Dilma and Petrobras: Hard hat required

March 23:



GOVERNMENT critics in Brazil’s press have had a field day—indeed, a field week—courtesy of the state-owned oil giant, Petrobras. On March 17th public prosecutors in Rio de Janeiro opened a criminal investigation into alleged backhanders paid to the firm’s employees by a Dutch company in exchange for oil-platform and drilling contracts. The next day it emerged that in 2006 President Dilma Rousseff, then home secretary in the government of her predecessor, Luiz Inácio Lula da Silva, and the chair of Petrobras’s administrative council, approved a botched acquisition of an oil refinery in the United States. To top it off, on March 20th the federal police arrested a former executive in a money-laundering probe.
Only the refinery deal touches Ms Rousseff directly. An investigation by Estado de São Paulo, a newspaper, revealed that she voted in favour of a contract to purchase 50% of a refinery in Pasadena, Texas, for $190m (plus $170m for its oil stocks) from a Belgian firm that had paid $43m for the whole thing a year earlier. In fact, the deal ended up costing Petrobras $1.2 billion. Its terms included a commitment by Petrobras to buy the remaining stake if the Belgians ever offered to sell it, which they did in 2007. Petrobras rejected the offer, was sued in a US court and lost. In 2012 it had to cough up $820m for the remaining stake, including interest and court fees.
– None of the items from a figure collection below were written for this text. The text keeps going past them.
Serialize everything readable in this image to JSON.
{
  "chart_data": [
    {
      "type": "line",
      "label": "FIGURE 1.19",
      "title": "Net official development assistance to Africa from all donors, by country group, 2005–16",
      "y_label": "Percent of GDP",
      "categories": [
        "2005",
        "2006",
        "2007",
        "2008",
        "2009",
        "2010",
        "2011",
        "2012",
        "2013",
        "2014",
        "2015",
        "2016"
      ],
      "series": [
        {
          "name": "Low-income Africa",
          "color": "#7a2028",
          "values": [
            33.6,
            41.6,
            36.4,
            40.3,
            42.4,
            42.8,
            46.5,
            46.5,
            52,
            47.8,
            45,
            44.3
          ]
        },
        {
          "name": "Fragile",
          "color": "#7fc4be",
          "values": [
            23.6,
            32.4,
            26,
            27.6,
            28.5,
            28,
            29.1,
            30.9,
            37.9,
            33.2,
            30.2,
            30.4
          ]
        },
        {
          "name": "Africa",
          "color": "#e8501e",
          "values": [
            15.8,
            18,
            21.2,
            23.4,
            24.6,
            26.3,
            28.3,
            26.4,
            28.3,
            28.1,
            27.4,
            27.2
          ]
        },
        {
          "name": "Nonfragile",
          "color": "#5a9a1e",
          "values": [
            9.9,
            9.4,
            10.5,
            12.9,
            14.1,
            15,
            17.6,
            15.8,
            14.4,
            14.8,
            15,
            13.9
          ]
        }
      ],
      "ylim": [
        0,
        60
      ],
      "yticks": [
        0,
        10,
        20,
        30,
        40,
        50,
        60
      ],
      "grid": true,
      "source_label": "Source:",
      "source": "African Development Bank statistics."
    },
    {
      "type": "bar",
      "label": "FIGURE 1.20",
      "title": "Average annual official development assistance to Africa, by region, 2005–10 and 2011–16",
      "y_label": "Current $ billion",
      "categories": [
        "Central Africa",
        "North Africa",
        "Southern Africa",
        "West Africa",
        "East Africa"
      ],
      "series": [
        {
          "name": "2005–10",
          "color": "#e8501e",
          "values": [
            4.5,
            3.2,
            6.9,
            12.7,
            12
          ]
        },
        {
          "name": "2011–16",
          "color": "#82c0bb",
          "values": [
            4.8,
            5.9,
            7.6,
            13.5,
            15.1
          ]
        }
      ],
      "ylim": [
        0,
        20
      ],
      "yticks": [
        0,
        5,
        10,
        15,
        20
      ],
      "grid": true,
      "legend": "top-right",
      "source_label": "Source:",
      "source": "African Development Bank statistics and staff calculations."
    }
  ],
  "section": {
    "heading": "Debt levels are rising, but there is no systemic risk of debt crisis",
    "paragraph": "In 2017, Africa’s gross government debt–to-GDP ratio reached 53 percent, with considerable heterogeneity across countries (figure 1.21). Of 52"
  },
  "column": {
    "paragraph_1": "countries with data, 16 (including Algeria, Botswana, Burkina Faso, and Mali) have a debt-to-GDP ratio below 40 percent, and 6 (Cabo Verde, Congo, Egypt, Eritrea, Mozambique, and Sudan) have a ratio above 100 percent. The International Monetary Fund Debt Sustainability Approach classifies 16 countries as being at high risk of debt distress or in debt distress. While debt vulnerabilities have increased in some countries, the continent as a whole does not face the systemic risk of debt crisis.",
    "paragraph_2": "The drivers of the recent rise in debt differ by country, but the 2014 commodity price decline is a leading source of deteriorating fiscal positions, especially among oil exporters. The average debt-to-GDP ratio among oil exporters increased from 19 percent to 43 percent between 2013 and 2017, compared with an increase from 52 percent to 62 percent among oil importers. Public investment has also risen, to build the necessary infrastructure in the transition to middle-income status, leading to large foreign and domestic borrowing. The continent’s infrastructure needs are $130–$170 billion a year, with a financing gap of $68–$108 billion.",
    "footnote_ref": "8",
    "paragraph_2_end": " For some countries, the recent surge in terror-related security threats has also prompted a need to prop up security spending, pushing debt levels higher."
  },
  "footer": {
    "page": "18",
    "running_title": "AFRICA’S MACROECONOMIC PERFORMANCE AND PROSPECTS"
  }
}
In a note to Estado Ms Rousseff said she was kept in the dark about the provision (as well as another one, which promised the Belgian firm a guaranteed 6.9% return a year regardless of market conditions). It was not, she wrote, mentioned in the “flawed” and “incomplete” two-and-a-half-page executive summary of the deal on which she and other council members based their decision. (That summary happens to have been co-authored by the former Petrobras executive, Paulo Roberto Costa, who was arrested in an unrelated probe into an alleged scam involving the sale of glycerine to the oil giant.)
Estado’s revelations and Ms Rousseff’s response nonetheless damage her claim to be an able manager. So does Petrobras’s financial performance. The company’s market value has shrivelled from more than $300 billion in 2008 to $76 billion today, in part because the government has made it sell petrol to Brazilian motorists at a loss in an attempt to curb high inflation. The market is so tired of government meddling in the firm that, the string of bad news notwithstanding, Petrobras shares rallied last week amid rumours that Ms Rousseff’s poll lead over her putative rivals in the presidential election this autumn was shrinking. In the event, IBOPE, a pollster, revealed on March 20th that she remains comfortably ahead for now, with 47% against 22% for her two closest challengers put together. But the Petrobras story—the promise of great riches clouded by mismanagement and government interference—is a narrative that uncomfortably resembles the trajectory of Brazil itself.